Other practical steps would include making Eurostar a designated entry and exit point for carnets and cabotage, as well as agreeing a reciprocal arrangement with the EU for the movement of goods for cultural purposes or, at the very least, an exemption for operating on one’s own account. We need an agreement on truck stops, which may look like an EU-wide cultural exemption; on the movement of specialist vehicles; and on transporting concert equipment and personnel. During the negotiation period, the industry needs interim support to mitigate the large-scale disruption caused by Brexit. As we know, negotiations of this sort can take years, so we need something in place now to ease the concerns of the industry. DCMS must produce clear and accessible guidance for musicians at every level as to what they need, and for where. We need to support our musicians, not bury them in a sea of complex administration that is easy to get wrong. I know that thus far, DCMS has been reluctant to provide guidance, or to support any guidance produced by the sector.

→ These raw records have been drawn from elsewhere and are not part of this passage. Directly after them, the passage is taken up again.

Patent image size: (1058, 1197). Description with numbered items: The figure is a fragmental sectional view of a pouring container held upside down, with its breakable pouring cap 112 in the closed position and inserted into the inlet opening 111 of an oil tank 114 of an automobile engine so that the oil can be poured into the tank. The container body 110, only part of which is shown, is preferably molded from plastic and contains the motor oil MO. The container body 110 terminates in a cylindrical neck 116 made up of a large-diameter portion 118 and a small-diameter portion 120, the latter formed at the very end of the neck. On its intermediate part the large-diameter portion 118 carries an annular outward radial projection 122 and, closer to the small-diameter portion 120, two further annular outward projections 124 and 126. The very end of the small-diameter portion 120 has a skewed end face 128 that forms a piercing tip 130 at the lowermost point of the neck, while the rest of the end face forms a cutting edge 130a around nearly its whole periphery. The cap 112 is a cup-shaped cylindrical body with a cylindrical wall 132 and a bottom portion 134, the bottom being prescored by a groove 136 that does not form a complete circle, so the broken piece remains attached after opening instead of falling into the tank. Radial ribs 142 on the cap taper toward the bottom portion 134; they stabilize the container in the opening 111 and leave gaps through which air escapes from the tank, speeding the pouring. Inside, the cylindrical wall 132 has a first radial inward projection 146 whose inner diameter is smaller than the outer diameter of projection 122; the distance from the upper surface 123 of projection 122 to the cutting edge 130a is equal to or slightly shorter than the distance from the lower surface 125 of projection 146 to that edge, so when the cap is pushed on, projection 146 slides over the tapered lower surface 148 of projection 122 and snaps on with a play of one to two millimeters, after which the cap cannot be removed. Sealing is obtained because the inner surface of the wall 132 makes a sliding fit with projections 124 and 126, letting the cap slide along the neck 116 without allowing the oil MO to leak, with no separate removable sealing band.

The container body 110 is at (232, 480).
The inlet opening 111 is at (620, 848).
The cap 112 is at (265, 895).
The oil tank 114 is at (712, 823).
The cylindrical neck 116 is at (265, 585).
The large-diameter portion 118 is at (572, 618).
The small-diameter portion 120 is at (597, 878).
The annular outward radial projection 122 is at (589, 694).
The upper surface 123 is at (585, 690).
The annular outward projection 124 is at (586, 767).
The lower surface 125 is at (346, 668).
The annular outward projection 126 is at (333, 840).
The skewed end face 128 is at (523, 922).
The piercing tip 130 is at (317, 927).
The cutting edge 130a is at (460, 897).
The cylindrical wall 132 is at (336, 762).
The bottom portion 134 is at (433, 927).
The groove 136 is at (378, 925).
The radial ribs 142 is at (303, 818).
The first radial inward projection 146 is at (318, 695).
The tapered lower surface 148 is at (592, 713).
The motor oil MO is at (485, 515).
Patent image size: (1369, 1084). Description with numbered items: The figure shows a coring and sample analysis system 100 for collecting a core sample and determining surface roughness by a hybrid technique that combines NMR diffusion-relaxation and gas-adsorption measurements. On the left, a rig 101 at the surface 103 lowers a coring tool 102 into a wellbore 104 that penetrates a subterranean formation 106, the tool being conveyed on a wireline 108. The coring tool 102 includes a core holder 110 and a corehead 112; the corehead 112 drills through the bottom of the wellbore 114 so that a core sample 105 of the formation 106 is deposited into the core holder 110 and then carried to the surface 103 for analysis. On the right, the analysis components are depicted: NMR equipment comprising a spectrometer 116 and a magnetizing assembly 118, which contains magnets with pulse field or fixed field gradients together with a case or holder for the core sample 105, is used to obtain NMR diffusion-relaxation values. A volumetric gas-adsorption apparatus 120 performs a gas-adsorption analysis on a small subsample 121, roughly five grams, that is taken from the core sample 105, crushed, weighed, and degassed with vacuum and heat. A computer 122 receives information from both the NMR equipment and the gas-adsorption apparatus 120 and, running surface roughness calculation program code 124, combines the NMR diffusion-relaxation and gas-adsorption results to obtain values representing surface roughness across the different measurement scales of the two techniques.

That needs to change, and greater partnership work in this area is essential.

In the long term, we need a viable plan for UK artists and crew to continue working in all EU27 countries without costly permits or bureaucracy. We have to look at ways to ease the burdens on European tours through some of the measures I have just outlined, and we also need to discuss and focus on what we can do domestically to provide a thriving cultural arena for musicians and artists. I hope that the Minister can address all those points.